We did not include an analysis of FBMS due to the wider variability of versions (subsets of video sequences) used by different methods. Drawing any conclusions in the reported scenario is particularly challenging: on the SegTrack v2 dataset, the hand-crafted method by Wang et al. [126] appears to be the most well-balanced solution according to $F_{\beta }$ and MAE, while on DAVIS the best results are obtained by Li et al. [127], which is a deep-learning model. At the same time, the best-$F_{\beta }$ method on SegTrack, developed by Zhou et al. [130], reports worse performance on other metrics and datasets. Fan et al. [49], which is based on the recently-introduced concept of saliency shift, reaches the best result in terms of MAE, at the cost of penalizing $F_{\beta }$-based evaluation. It is therefore ultimately not clear whether one type of solution should be preferred against another, for saliency estimation in video sequences.

7. Conclusions

We presented a survey on visual saliency estimation, by focusing on recent developments in domains that are not restricted to the traditional single-image input. Adequately modeling the process of visual saliency has been shown to be particularly useful and/or effective in specific cases, such as omnidirectional images employed in virtual reality scenarios, image groups depicting the same subject for co-saliency estimation, and finally video sequences for video saliency estimation.

Omnidirectional images, in particular, are the most recently-introduced domain for saliency.
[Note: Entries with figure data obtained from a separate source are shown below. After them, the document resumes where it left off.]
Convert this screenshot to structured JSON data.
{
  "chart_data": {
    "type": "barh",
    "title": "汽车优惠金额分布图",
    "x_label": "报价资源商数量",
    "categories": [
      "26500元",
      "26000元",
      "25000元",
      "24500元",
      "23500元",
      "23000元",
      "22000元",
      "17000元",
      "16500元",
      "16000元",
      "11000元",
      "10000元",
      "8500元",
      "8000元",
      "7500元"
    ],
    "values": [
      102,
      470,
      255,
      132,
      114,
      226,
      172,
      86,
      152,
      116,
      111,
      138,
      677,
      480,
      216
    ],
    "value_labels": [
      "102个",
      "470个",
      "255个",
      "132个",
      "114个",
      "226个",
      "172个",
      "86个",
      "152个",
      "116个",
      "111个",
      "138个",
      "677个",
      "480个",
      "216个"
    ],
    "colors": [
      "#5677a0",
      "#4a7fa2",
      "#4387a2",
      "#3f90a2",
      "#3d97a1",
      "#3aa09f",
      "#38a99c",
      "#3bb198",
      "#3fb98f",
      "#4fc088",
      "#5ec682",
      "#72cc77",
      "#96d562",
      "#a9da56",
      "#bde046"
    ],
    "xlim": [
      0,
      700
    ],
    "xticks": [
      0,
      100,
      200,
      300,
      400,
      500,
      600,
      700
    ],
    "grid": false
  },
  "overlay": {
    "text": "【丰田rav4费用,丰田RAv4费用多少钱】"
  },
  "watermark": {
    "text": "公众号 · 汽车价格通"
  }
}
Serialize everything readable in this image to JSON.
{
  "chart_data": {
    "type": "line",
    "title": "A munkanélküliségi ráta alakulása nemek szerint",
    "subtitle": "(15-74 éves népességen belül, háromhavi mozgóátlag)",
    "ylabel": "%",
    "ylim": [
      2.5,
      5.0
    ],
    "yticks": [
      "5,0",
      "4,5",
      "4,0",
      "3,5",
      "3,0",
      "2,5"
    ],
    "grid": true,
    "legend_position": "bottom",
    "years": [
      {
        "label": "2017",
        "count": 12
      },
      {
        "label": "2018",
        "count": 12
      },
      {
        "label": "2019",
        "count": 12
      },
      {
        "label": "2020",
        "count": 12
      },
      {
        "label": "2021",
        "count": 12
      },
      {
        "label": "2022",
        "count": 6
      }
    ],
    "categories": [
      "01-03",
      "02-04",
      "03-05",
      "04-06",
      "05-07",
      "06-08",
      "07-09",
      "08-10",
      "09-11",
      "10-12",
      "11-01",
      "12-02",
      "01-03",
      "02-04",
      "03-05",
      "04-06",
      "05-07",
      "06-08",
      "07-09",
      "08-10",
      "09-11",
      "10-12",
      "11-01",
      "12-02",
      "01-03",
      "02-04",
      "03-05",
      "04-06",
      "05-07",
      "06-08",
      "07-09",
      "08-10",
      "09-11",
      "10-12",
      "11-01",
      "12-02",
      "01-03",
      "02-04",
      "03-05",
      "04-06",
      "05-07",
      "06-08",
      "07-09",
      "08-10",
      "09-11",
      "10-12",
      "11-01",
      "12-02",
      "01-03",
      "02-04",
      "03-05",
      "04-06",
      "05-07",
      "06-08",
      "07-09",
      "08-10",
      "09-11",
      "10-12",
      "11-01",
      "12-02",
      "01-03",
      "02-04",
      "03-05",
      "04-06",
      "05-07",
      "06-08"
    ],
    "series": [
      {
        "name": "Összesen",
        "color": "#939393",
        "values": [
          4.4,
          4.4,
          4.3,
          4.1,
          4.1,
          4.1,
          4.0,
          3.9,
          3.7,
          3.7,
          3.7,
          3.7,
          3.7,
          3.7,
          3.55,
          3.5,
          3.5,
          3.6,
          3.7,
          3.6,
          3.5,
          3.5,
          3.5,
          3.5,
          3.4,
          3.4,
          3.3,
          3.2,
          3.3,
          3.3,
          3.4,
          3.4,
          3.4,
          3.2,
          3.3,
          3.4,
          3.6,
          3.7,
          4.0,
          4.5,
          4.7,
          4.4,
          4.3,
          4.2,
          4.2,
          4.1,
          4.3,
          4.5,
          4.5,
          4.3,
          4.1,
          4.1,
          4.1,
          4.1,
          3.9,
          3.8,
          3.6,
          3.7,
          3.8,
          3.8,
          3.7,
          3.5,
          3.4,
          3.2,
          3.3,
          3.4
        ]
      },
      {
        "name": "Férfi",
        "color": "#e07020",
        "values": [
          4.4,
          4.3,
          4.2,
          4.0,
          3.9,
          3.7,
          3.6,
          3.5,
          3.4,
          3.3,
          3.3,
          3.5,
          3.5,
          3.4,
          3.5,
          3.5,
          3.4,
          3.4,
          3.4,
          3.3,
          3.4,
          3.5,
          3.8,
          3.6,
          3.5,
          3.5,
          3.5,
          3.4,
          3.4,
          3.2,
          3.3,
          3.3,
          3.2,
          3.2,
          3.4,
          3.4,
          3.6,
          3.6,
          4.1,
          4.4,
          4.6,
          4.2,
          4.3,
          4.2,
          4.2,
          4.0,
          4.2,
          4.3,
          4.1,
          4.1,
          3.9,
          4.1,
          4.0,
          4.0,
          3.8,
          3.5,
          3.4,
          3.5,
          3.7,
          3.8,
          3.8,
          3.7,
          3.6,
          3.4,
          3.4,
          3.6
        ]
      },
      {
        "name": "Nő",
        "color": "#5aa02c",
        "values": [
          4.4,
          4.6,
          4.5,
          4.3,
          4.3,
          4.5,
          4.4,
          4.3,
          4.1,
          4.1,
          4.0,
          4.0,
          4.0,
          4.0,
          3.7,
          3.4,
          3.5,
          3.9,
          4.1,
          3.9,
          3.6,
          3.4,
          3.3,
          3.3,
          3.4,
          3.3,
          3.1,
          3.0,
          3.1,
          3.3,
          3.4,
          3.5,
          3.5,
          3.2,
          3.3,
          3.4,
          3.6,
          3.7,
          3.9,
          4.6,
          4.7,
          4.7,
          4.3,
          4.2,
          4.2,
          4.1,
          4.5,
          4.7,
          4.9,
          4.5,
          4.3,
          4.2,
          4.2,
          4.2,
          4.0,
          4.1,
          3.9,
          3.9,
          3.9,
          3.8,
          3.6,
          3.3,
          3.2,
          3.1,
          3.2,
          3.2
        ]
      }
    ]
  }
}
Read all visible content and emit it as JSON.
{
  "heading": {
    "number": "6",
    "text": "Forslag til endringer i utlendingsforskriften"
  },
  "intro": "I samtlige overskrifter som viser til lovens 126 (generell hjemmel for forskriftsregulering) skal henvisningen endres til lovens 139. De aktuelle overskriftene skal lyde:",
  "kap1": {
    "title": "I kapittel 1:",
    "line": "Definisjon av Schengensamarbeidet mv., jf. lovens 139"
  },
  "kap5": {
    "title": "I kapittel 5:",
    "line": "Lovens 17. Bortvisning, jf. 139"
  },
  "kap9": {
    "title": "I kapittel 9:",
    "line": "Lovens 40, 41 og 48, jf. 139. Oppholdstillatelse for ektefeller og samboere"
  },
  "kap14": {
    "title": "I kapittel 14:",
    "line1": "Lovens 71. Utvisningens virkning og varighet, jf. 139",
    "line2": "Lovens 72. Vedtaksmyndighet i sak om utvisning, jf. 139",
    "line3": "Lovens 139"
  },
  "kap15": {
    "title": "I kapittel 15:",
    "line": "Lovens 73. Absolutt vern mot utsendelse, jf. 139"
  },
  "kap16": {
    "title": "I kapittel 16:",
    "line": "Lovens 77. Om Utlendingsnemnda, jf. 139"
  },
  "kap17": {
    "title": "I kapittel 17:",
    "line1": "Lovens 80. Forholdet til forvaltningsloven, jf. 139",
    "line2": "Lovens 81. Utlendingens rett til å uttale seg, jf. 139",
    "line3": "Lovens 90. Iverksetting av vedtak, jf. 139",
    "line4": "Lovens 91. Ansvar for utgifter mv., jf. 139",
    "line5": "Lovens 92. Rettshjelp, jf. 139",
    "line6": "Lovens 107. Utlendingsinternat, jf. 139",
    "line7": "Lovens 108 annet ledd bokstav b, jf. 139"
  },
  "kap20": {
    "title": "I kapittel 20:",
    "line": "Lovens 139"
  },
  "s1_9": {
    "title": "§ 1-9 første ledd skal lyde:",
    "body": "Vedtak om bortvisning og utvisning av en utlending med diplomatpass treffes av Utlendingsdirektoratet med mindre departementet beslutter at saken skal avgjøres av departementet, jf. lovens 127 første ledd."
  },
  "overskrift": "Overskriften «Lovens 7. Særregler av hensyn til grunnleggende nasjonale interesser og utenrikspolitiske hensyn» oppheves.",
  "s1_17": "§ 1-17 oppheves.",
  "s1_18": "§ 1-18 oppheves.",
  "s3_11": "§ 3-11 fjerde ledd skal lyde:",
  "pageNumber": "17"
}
Many different methods in the analyzed literature approached the problem by developing novel representations of the input data, in a form that does not introduce, or that prevents, image distortions which might negatively impact the saliency estimation process. An evaluation of methods that are directly comparable showed that hand-crafted solutions present excellent results in this particular domain. Co-saliency estimation exploits the concept of image groups to partially constrain the ambiguous concept of visual saliency. Recent methods in this domain are focusing on the independent estimation of intra-image saliency (the traditional concept of image saliency) and inter-image saliency (finding common elements among images in the same group), and their subsequent combination. Direct comparison showed the apparent superiority of deep learning solutions for this specific domain. Video sequences offer yet another example of leveraging multiple pieces of input data to facilitate the saliency estimation process. The nature of ground truth data is inherently different from that of the traditional domain, as the viewer’s attention can move to different elements in the short or long term. This phenomenon is called “saliency shift”, and it has been explicitly addressed by recent methods in the field.

The ground truth information for visual saliency can be collected in different forms and levels of abstraction: scanpaths (directly related to eye-gaze trajectories), continuous saliency maps, and binary salient object regions. The datasets involved in recent methods for saliency estimation have been described, among other criteria, in terms of their ground truth nature. Datasets composed of omnidirectional images are provided with either scanpaths or saliency maps, i.e., no binary segmentation masks are provided. Conversely, all analyzed datasets for co-saliency are manually annotated in terms of binary salient objects, without the use of eye tracking devices. Finally, the domain of video saliency offers a heterogeneous scenario, with many datasets offering ground truth data at all levels of abstraction.

As a general observation that covers all analyzed domains, it is worth noting that a well-balanced distribution persists, between traditional hand-crafted algorithms and deep learning methods, among recent solutions for the problem of visual saliency estimation.

In conclusion, this work complements existing state of the art analyses that mainly focuses on regular images. We integrated such studies with a review on saliency estimation for omnidirectional images, image groups, and video sequences. A natural extension of this work is to develop a thorough analysis of emerging topics such as light field saliency and hyper-spectral saliency, as well as widely-explored domains such as depth-assisted visual saliency estimation.